Uma razão muito simples e que se prende com o exercício da Escrita:
O bom escritor não vive em torre de marfim, alheado do mundo; o bom escritor capta o real na sociedade que o rodeia, com a qual vive e convive diariamente.
Quantos anúncios de compra e venda de casa não terão levado a autora à crítica transformada em riso desta peça? Quantas situações de famílias disfuncionais ao jantar a três, de pai, mãe e filho numa cena que evoca Ionesco no seu melhor? Quantos diálogos ouvidos ao acaso numa esplanada?
Por outras palavras: escrever é escrever o mundo: seja o mais íntimo, da nossa alma, ou o mais exposto da sociedade em redor.
Respondo assim a alguns dos meus alunos que me perguntavam: escrever como?não sei sobre o quê!
O quê, o como, estão todos os dias - dias a fio - à nossa disposição.

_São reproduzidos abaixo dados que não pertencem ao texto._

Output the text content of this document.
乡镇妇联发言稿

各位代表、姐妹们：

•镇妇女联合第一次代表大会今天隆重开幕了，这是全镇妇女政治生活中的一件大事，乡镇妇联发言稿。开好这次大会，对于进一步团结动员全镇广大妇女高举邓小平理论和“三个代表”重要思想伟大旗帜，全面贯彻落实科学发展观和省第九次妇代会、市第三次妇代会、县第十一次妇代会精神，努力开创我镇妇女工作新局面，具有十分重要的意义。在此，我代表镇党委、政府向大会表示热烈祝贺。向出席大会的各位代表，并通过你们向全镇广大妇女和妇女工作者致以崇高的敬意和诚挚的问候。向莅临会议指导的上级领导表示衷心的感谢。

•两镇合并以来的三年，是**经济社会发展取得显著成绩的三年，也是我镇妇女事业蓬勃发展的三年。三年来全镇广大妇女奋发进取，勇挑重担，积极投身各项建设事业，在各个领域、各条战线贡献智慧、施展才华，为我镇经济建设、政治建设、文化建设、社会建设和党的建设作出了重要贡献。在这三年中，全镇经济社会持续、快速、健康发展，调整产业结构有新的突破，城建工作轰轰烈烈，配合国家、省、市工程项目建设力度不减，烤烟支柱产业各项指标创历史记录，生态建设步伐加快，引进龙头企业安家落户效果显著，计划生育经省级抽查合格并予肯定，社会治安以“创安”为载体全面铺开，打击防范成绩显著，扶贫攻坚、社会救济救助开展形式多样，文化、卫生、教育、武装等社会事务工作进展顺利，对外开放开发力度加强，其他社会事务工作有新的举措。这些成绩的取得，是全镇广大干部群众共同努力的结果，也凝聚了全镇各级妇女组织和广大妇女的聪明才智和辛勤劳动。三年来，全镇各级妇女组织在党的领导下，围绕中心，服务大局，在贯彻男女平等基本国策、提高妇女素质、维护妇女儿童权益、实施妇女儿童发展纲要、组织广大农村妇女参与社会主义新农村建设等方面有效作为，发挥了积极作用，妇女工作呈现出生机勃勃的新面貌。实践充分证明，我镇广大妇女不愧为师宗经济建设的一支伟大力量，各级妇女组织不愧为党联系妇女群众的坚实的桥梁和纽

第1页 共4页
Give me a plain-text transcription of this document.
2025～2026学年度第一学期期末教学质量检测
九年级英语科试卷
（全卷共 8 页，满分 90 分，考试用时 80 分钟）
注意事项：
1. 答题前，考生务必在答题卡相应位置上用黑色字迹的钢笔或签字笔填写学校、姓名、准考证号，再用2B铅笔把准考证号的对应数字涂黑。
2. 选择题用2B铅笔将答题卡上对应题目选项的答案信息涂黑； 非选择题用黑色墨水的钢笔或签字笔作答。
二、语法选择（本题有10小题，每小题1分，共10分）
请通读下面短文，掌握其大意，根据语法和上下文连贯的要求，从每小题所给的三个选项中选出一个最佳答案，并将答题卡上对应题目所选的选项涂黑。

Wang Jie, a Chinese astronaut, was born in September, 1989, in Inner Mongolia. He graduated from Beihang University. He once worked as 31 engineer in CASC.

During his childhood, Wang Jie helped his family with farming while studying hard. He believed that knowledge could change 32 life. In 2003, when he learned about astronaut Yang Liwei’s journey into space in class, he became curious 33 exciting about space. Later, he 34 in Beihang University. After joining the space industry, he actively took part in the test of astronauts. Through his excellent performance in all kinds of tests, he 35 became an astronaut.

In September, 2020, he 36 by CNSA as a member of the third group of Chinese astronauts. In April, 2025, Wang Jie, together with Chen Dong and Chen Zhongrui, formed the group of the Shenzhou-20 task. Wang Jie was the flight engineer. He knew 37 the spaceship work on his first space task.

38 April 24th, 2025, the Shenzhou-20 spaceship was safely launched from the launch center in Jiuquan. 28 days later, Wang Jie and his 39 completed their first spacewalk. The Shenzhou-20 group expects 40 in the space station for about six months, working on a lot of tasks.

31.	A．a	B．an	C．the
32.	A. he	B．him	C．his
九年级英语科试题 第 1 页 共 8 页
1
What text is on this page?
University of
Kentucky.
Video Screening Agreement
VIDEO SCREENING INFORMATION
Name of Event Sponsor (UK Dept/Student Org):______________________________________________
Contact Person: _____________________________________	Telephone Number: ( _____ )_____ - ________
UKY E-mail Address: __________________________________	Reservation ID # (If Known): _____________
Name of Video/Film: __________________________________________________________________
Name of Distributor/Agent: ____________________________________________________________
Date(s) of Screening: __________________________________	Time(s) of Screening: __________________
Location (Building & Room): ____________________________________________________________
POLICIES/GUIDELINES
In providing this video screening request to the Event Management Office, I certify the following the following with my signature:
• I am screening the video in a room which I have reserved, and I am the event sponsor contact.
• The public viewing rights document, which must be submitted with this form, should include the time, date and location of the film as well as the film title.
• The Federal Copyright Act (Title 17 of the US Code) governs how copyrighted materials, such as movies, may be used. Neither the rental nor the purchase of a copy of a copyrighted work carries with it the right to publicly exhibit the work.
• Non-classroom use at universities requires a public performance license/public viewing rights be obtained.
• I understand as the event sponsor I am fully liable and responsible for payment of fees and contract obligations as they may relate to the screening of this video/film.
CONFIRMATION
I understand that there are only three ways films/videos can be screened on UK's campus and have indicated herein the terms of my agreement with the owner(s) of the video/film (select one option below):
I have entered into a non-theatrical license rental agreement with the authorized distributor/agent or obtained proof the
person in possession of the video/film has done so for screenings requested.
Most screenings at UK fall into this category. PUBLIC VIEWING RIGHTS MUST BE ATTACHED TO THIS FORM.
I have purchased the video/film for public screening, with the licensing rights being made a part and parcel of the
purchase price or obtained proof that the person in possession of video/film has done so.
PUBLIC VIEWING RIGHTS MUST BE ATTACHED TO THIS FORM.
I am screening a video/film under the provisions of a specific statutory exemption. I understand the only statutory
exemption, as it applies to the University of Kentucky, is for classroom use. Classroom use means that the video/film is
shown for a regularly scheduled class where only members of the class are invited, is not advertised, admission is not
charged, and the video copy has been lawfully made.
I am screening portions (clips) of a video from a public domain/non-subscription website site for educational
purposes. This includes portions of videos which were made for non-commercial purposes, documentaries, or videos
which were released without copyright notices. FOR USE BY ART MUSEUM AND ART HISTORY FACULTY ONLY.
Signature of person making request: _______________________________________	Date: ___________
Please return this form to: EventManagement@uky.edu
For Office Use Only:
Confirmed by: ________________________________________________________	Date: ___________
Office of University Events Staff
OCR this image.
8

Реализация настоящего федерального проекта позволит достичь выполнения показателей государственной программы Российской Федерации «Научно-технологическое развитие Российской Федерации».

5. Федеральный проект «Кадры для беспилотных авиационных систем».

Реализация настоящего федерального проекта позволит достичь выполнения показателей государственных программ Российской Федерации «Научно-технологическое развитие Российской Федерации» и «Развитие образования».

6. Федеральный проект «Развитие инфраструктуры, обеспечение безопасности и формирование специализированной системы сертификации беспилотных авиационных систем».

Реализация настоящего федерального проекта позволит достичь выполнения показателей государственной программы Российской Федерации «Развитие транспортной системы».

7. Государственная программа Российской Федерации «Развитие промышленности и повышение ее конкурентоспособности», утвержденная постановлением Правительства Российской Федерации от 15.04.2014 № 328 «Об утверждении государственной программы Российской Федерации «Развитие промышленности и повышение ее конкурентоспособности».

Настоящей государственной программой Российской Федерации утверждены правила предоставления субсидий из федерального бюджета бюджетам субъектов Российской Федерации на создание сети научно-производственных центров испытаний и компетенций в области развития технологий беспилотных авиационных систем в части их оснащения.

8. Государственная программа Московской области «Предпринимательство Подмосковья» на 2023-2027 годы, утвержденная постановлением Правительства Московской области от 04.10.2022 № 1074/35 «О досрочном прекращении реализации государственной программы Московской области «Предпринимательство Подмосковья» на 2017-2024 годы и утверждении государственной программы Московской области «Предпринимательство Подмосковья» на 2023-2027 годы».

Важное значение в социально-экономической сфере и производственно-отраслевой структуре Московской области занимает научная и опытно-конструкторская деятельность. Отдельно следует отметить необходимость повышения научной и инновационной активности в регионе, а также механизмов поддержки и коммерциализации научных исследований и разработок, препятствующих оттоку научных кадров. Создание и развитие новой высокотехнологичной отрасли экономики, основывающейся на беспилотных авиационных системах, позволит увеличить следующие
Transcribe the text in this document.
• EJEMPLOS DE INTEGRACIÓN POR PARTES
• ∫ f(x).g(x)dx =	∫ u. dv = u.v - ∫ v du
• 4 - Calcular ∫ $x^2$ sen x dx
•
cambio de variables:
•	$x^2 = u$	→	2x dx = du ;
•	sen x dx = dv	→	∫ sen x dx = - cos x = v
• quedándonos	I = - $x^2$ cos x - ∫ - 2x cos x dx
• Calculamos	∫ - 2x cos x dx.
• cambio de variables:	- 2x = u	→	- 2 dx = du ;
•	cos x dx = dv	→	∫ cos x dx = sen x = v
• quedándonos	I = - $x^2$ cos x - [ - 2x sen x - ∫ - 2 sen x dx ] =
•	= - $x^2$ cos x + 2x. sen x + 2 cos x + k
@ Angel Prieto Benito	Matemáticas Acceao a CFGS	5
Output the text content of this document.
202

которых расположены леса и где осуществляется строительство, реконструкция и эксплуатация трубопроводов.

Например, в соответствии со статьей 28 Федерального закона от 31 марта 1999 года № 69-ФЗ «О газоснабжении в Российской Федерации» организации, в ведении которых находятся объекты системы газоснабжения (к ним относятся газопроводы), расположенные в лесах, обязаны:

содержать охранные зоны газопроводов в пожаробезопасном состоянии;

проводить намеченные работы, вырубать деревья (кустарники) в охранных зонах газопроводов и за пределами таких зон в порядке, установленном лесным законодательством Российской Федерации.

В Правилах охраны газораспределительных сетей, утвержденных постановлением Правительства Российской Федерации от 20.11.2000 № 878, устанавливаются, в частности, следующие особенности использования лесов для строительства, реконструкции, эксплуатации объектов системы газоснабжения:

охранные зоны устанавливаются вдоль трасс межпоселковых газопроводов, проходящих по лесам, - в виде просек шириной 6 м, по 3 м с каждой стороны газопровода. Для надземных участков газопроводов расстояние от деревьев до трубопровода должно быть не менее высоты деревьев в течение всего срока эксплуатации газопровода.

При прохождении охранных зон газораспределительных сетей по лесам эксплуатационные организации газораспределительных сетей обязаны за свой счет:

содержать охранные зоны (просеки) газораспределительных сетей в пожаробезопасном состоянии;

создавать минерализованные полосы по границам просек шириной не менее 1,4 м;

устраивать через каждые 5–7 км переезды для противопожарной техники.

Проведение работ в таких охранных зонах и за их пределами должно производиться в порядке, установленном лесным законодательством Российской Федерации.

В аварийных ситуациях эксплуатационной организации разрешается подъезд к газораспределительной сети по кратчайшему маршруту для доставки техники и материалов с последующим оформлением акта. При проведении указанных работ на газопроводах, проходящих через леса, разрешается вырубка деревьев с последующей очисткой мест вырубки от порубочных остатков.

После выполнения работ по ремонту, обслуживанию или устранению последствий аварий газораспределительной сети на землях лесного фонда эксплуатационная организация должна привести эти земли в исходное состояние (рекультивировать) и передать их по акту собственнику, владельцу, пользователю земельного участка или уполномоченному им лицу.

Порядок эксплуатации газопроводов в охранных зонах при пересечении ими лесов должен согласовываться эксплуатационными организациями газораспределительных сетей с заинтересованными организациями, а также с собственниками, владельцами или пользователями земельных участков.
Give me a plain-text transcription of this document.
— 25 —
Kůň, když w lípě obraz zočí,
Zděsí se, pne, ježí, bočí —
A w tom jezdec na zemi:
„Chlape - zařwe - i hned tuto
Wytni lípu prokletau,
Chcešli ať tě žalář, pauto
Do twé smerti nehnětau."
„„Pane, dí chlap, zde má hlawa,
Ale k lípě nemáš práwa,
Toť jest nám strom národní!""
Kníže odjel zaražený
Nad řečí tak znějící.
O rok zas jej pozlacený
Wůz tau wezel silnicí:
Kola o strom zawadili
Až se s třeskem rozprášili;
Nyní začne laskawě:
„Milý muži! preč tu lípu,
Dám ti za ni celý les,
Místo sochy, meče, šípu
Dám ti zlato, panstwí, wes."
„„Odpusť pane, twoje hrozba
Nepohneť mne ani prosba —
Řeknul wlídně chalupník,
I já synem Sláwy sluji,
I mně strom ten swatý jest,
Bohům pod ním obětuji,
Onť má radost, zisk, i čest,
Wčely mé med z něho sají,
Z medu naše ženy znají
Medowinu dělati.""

Ah, é preciso olhar, é preciso não ser indiferente, é preciso reagir, aprender a reagir e depois o resto acontece com o treino de mão.
Ler ajuda, claro. Ler sempre, ler muito.
E ver: neste caso ver pelos olhos atentos de Luísa!
Nesta peça - além do riso pantagruélico - há um olhar que não teme, um olhar que não se desvia.
E na exposição de vida que é um palco, com todos os elementos que o habitam (aqui entra a parte do excelente desempenho dos actores e do carinho de toda a equipa de produção) encontramos finalmente as bocas que não calam!